Official third-party software repository maintainers for Python have begun imposing a new two-factor authentication (2FA) requirement for projects deemed “critical”.
“We have started rolling out a 2FA requirement: soon, managers of critical projects will need to enable 2FA to publish, update, or modify them”, Python Package Index (PyPI) said in a tweet last week.
“Any maintainer of a critical project (both ‘maintainers’ and ‘owners’) is included in the 2FA requirement”, it added.
Additionally, developers of critical projects who have not yet enabled 2FA on PyPi are offered free hardware security keys by the Google Open Source Security Team.
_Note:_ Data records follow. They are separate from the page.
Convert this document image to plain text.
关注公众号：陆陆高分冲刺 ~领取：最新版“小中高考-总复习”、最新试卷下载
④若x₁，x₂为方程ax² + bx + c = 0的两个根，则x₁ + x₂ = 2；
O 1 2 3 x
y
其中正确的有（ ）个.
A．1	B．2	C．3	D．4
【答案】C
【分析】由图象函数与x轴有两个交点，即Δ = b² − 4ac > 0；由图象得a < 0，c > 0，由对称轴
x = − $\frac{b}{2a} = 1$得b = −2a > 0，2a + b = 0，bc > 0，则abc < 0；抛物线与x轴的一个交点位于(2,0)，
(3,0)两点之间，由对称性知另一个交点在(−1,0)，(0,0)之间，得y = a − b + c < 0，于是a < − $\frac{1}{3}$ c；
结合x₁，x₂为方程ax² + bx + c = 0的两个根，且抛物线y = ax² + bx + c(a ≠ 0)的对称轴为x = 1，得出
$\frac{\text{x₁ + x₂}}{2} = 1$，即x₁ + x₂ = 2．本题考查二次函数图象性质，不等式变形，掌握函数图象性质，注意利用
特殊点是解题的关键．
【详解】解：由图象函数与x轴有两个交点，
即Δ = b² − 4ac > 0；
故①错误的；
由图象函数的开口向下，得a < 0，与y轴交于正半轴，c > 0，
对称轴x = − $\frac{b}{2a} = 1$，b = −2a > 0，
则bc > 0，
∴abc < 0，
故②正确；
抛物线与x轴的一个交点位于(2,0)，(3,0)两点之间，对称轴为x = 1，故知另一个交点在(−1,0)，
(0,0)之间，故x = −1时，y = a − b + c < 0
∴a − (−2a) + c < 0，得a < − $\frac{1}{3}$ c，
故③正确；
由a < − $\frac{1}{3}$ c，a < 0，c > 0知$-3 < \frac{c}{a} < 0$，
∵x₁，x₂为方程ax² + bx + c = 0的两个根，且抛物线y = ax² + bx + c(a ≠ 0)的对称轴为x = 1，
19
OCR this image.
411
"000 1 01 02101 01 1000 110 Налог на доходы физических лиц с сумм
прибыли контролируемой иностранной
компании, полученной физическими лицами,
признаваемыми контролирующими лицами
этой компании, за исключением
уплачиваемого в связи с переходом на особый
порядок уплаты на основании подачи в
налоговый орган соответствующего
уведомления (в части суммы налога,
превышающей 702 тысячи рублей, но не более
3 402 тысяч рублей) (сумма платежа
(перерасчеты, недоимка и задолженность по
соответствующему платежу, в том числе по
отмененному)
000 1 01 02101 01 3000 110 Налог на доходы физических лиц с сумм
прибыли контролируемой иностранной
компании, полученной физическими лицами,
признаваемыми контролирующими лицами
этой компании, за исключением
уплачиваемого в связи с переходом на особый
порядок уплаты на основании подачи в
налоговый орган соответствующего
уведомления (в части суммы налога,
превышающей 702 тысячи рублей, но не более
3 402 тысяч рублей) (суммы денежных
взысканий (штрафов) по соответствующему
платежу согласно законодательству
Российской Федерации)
PyPI, which is maintained by the Python Software Foundation, hosts over 350,000 projects, including over 3,500 projects are said to be labeled with a “critical” designation.
According to the maintainers of the repository, any project with the top 1% of downloads over the previous 6 months is designated as critical, with the determination recalculated daily.
But once a project has been classified as critical, it is expected to retain that designation indefinitely, even if it falls out of the top 1% list of downloads.
The move, which is seen as an attempt to improve the supply chain security of the Python ecosystem, follows a number of security incidents targeting open source repositories in recent months.
Last year, NPM developer accounts were hacked by bad actors to insert malicious code into popular ‘ua-parser-js’, ‘coa’ and ‘rc’ packages, prompting GitHub to tighten registry security NPM by requiring 2FA for maintainers. and directors from the first quarter of 2022.
“Ensuring that the most widely used projects have these account takeover protections is one step towards our broader efforts to improve the general security of the Python ecosystem for all PyPI users,” said PyPi.